As a slave, Clotel, like Laïsa and Georges's wife, Zelia, has no rights, no choice regarding how she is treated, where she will live, or what will happen to her. Although her white master Horatio Green seems fond of Clotel, making her his mistress, and moving her to an apparently idyllic space in Virginia, and although the couple has a daughter during their relationship, Green, who marries a wealthy white woman from a prominent family, succumbs to his wife's jealousy and his father-in-law's demands that he sell Clotel.

In placing his social and political aspirations above the love he may feel for Clotel, Green acts expediently, allowing his father-in-law to sell his slave mistress.

Her sale forces her from her former refuge and separates her from her beloved daughter. Clotel’s tenuous security continues to be threatened, as she is sold two additional times.

Her second new master attempts to seduce her with "glittering presents" and the likelihood of ensuing rape should she resist.

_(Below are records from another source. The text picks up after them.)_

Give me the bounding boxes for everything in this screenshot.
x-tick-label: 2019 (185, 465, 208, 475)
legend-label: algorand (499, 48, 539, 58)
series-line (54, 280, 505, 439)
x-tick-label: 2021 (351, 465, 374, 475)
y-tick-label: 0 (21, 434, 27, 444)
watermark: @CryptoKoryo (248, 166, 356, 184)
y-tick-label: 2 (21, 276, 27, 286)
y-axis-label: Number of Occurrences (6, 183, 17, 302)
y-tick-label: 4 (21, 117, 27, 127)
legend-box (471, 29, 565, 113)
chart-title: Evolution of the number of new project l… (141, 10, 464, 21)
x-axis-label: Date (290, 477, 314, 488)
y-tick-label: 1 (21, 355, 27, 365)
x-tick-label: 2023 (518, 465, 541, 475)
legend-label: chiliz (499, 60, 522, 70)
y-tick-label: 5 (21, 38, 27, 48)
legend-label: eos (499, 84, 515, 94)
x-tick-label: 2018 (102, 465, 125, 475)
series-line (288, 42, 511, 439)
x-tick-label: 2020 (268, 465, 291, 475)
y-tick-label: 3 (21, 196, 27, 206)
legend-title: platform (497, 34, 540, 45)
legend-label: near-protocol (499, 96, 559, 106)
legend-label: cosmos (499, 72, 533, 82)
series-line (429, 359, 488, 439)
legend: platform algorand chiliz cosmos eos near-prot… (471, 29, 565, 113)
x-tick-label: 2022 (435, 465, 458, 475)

Like Zelia in "The Mulatto," Clotel rebels against the space in which her humanity remains in jeopardy. Facing sexual exploitation, Clotel flees. In Chapter XIX, Clotel's rebellion becomes a successful, albeit momentary, escape in which, although ably impersonating a white invalid gentleman, she gives in to her maternal instincts.

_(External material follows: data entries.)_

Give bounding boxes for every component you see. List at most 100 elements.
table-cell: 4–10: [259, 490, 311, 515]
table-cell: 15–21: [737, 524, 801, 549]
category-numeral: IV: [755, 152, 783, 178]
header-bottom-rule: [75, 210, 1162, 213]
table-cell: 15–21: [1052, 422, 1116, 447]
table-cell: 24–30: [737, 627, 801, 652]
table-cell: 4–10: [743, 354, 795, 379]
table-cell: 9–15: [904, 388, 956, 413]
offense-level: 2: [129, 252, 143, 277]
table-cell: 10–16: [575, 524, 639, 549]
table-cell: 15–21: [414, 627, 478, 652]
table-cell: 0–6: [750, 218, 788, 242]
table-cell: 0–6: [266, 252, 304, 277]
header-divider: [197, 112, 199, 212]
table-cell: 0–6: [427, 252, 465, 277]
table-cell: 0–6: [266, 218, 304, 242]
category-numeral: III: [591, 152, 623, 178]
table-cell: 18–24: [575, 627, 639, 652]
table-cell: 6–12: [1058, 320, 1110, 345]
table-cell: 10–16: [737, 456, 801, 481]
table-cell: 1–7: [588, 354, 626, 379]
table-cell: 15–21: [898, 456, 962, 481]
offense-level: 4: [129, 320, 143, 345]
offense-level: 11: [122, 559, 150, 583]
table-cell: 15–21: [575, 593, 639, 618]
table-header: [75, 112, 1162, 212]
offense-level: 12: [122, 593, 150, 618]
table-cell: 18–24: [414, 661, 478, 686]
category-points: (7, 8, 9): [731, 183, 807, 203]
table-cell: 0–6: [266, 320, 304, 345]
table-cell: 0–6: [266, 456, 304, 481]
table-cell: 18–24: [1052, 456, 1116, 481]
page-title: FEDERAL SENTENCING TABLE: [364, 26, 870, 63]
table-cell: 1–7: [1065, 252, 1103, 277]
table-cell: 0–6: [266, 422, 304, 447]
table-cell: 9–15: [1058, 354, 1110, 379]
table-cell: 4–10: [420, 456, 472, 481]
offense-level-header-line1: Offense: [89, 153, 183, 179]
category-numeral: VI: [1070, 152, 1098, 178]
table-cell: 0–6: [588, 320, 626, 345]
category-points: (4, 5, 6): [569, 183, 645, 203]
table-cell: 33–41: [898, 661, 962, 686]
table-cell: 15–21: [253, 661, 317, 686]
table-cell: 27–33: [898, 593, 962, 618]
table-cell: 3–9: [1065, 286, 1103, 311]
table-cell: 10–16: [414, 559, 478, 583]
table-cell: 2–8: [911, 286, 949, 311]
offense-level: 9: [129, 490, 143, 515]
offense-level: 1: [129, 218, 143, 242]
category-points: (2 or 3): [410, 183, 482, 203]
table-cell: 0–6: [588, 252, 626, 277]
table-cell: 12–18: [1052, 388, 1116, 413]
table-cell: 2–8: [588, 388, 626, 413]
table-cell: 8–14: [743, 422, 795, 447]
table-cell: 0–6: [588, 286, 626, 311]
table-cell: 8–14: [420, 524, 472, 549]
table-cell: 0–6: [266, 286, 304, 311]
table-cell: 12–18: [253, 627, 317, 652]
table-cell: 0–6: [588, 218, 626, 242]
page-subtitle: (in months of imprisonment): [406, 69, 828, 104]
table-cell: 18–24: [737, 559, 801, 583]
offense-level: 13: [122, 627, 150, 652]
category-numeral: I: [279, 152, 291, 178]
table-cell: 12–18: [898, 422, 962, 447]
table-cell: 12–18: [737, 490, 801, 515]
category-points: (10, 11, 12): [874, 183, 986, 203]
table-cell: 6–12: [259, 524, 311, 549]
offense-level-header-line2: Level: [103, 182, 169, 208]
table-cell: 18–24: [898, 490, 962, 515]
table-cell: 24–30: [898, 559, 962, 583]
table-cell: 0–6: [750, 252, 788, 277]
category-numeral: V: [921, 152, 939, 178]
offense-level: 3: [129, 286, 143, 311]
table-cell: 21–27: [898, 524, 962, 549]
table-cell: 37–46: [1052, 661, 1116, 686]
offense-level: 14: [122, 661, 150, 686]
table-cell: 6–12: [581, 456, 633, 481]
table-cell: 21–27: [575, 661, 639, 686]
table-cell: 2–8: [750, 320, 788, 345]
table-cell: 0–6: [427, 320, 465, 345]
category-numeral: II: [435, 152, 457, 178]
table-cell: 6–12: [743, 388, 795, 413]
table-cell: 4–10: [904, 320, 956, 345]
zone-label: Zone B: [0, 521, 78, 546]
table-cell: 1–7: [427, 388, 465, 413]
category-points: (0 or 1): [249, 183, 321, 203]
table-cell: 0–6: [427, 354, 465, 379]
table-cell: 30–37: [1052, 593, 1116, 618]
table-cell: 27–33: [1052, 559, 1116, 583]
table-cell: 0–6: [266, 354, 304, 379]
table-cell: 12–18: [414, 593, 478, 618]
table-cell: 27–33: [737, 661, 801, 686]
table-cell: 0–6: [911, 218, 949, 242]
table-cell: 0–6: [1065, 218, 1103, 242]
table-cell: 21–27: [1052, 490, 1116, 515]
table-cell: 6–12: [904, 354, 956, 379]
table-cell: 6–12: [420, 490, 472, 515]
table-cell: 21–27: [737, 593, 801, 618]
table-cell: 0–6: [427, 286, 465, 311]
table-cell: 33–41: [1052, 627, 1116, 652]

She forgoes her autonomy by returning to Virginia, intending to reunite with her daughter. Clotel has returned to a space where she is regarded as property, without control over how she will be used. While Clotel's escape—her rebellion against her master— has been skillfully executed, she feels that she cannot live a life of freedom in a place removed from her dear daughter. Her rebellion, if she continued to pursue her freedom, then, would become the equivalent of her family's destruction.

Zelia succumbs to the systemic structure of slavery that makes rebellion against the master the equivalent of self-immolation. In contrast, Clotel temporarily escapes this fate by rejecting her freedom and returning to Virginia in hopes of a mother and child reunion. Clotel risks re-enslavement, a return to oppressive conditions in place where, if recaptured, she will be forced back into bondage. Yet Clotel's actions do not bring about reunion.

Recaptured and incarcerated in the District of Columbia — the seat of national government symbolizing the liberties that slaves are denied — Clotel confronts her imminent sale in the New Orleans market. There, she will likely be sexually exploited and never see her daughter again. Her rebellion suppressed, Clotel escapes once more, but when faced with recapture, chooses to jump to her death off a Potomac bridge.